Il mondo del copyright ha un passaporto che gli consente di vivere sonni tranquilli nel mondo di YouTube: il suo nome è Content ID, compie oggi 5 anni e rappresenta l’unico linguaggio che i detentori dei diritti su contenuti video possono utilizzare per discutere le proprie opportunità di mercato sulla repository di proprietà Google.
Content ID, infatti, è un prodotto ambivalente che da una parte offre e dall’altra garantisce: da una parte mette a disposizione una opportunità di mercato in partnership con YouTube e dall’altra garantisce la collaborazione del sito nell’identificazione di materiale caricato dall’utenza e facente riferimento a contenuti già sotto copyright. Trattasi tuttavia di una tecnologia che ha faticato non poco ad imporsi sia per motivi di natura tecnica (il raffronto tra i filmati deve passare in rassegna un enorme database in continua crescita), sia per questioni giuridiche (la difformità delle normative e dei diritti a livello internazionale), sia ancora per la difficoltà del far comprendere ai potenziali partner quale sia l’opportunità da cogliere.

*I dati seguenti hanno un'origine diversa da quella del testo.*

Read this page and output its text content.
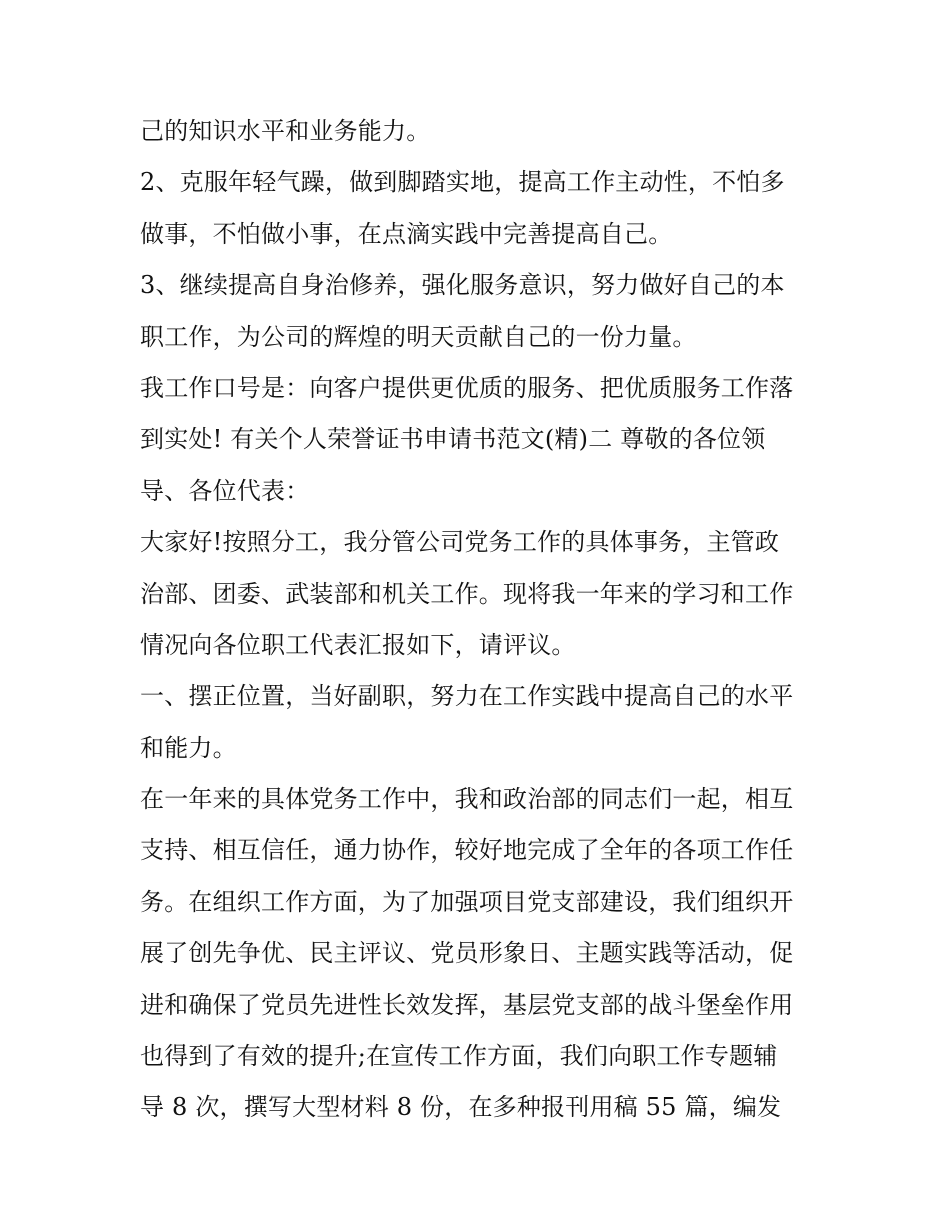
己的知识水平和业务能力。
2、克服年轻气躁，做到脚踏实地，提高工作主动性，不怕多
做事，不怕做小事，在点滴实践中完善提高自己。
3、继续提高自身治修养，强化服务意识，努力做好自己的本
职工作，为公司的辉煌的明天贡献自己的一份力量。
我工作口号是：向客户提供更优质的服务、把优质服务工作落
到实处! 有关个人荣誉证书申请书范文(精)二 尊敬的各位领
导、各位代表：
大家好!按照分工，我分管公司党务工作的具体事务，主管政
治部、团委、武装部和机关工作。现将我一年来的学习和工作
情况向各位职工代表汇报如下，请评议。
一、摆正位置，当好副职，努力在工作实践中提高自己的水平
和能力。
在一年来的具体党务工作中，我和政治部的同志们一起，相互
支持、相互信任，通力协作，较好地完成了全年的各项工作任
务。在组织工作方面，为了加强项目党支部建设，我们组织开
展了创先争优、民主评议、党员形象日、主题实践等活动，促
进和确保了党员先进性长效发挥，基层党支部的战斗堡垒作用
也得到了有效的提升;在宣传工作方面，我们向职工作专题辅
导 8 次，撰写大型材料 8 份，在多种报刊用稿 55 篇，编发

La gestione dei diritti digitali su scala globale è tutt’altro che elementare. Non si tratta solo di assicurarsi che i contenuti che violano il copyright vengano rimossi dalla piattaforma se il detentore dei diritti lo desidera. È anche fondamentale che la soluzione adottata consenta di sviluppare modelli di business innovativi, che garantiscano ai detentori dei diritti di trarre guadagni dal contenuto digitale.
La problematica è complessa. Cosa fare, ad esempio, se i diritti di un video sono detenuti da proprietari differenti in diversi paesi? O, ancora, come può una casa di produzione cinematografica proteggere il contenuto prima dell’uscita di un nuovo film, volendo allo stesso tempo trarre dei guadagni attraverso la pubblicità una volta che il film è nelle sale, anche quando ci sono date di uscita diverse in più paesi?

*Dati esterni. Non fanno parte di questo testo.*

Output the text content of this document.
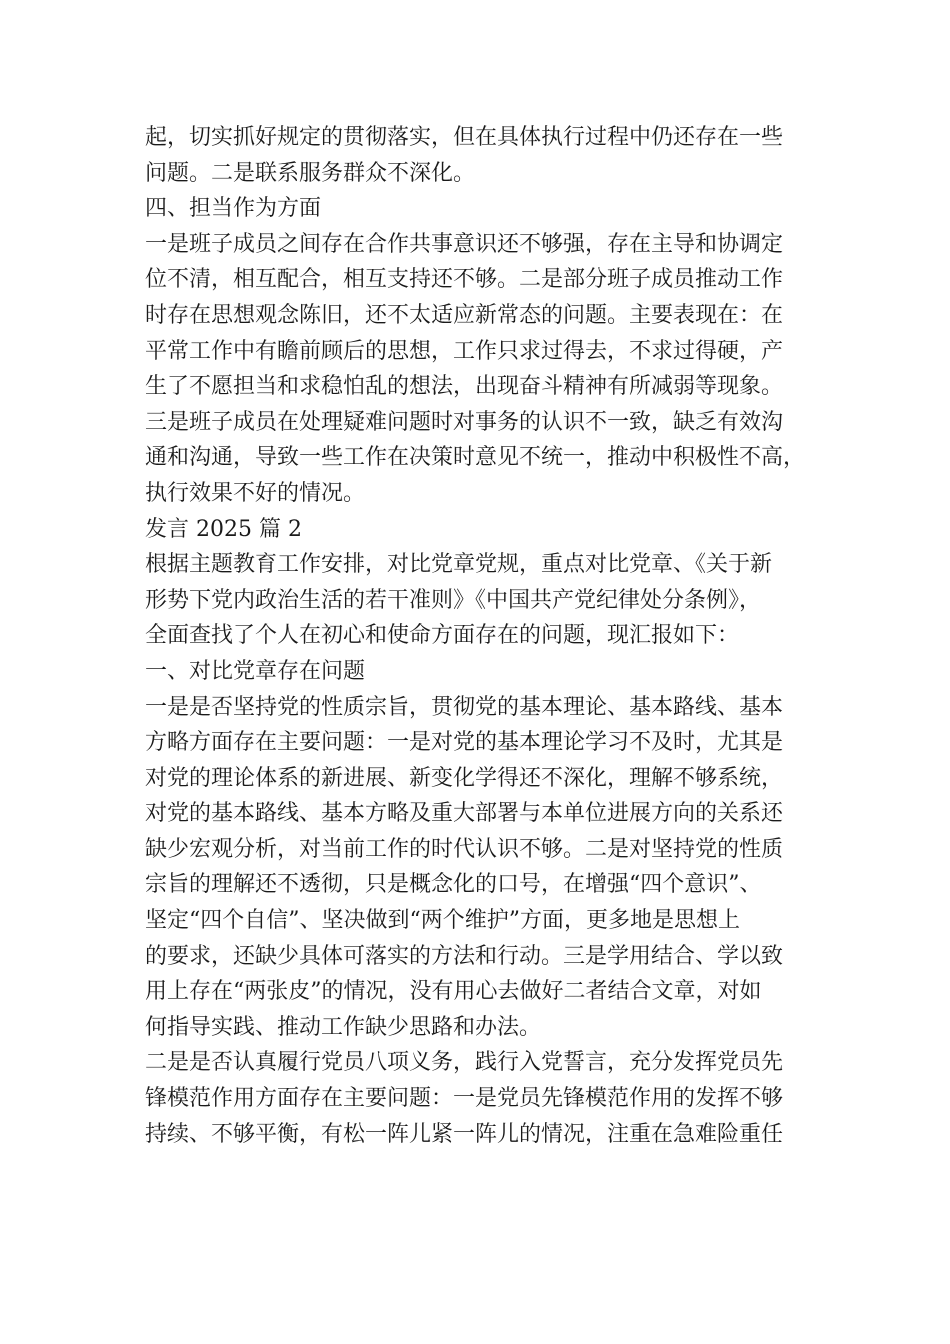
起，切实抓好规定的贯彻落实，但在具体执行过程中仍还存在一些
问题。二是联系服务群众不深化。
四、担当作为方面
一是班子成员之间存在合作共事意识还不够强，存在主导和协调定
位不清，相互配合，相互支持还不够。二是部分班子成员推动工作
时存在思想观念陈旧，还不太适应新常态的问题。主要表现在：在
平常工作中有瞻前顾后的思想，工作只求过得去，不求过得硬，产
生了不愿担当和求稳怕乱的想法，出现奋斗精神有所减弱等现象。
三是班子成员在处理疑难问题时对事务的认识不一致，缺乏有效沟
通和沟通，导致一些工作在决策时意见不统一，推动中积极性不高，
执行效果不好的情况。
发言 2025 篇 2
根据主题教育工作安排，对比党章党规，重点对比党章、《关于新
形势下党内政治生活的若干准则》《中国共产党纪律处分条例》，
全面查找了个人在初心和使命方面存在的问题，现汇报如下：
一、对比党章存在问题
一是是否坚持党的性质宗旨，贯彻党的基本理论、基本路线、基本
方略方面存在主要问题：一是对党的基本理论学习不及时，尤其是
对党的理论体系的新进展、新变化学得还不深化，理解不够系统，
对党的基本路线、基本方略及重大部署与本单位进展方向的关系还
缺少宏观分析，对当前工作的时代认识不够。二是对坚持党的性质
宗旨的理解还不透彻，只是概念化的口号，在增强“四个意识”、
坚定“四个自信”、坚决做到“两个维护”方面，更多地是思想上
的要求，还缺少具体可落实的方法和行动。三是学用结合、学以致
用上存在“两张皮”的情况，没有用心去做好二者结合文章，对如
何指导实践、推动工作缺少思路和办法。
二是是否认真履行党员八项义务，践行入党誓言，充分发挥党员先
锋模范作用方面存在主要问题：一是党员先锋模范作用的发挥不够
持续、不够平衡，有松一阵儿紧一阵儿的情况，注重在急难险重任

È per rispondere efficacemente a questo tipo di domande che Google ha sviluppato una soluzione tecnologicamente sofisticata come Content ID.
I partner hanno a disposizione 3 elementi con cui calibrare la propria collaborazione con YouTube:
- controllo dei video: semplice monitoraggio dell’uso dei contenuti protetti da copyright da parte degli utenti di YouTube, senza interventi da parte del detentore dei diritti;
- monetizzazione, attraverso la pubblicità, sia dei contenuti originali del detentore dei diritti sia di quelli caricati dagli utenti, che quindi vengono rivendicati dal detentore dei diritti che ne trae un guadagno attraverso la pubblicità;
- blocco dei contenuti utilizzati senza autorizzazione, affinché non compaiano sulla piattaforma.
Oggi ContentID è una realtà che conta ormai 2000 partner in tutto il mondo, 6 milioni di file “referenziati” (ossia identificati ed identificabili), 500 mila ore di contenuti e 150 anni di video analizzati ogni singolo giorno alla ricerca di materiale da porre sotto il controllo del sistema sulla base delle regole indicate dai detentori del copyright.
In Italia i partner più attivi sotto il cappello del ContentID sono ad oggi RAI, Fox Channel, LA7, Panini, De Agostini e la AC Milan.
L’utilizzo di Content ID in Italia è più che triplicato rispetto a un anno fa. Il database di materiali referenziati da Content ID è infatti aumentato del 300%, il che significa triplicare le opportunità di guadagno per i partner.
Disponibili anche alcune cifre, a partire da quelle della RAI: «La Rai ha deciso di non bloccare le 80-90 mila clip caricate su YouTube dai singoli utenti e quindi guadagna una discreta cifra dai 50-60 milioni di visualizzazioni al mese».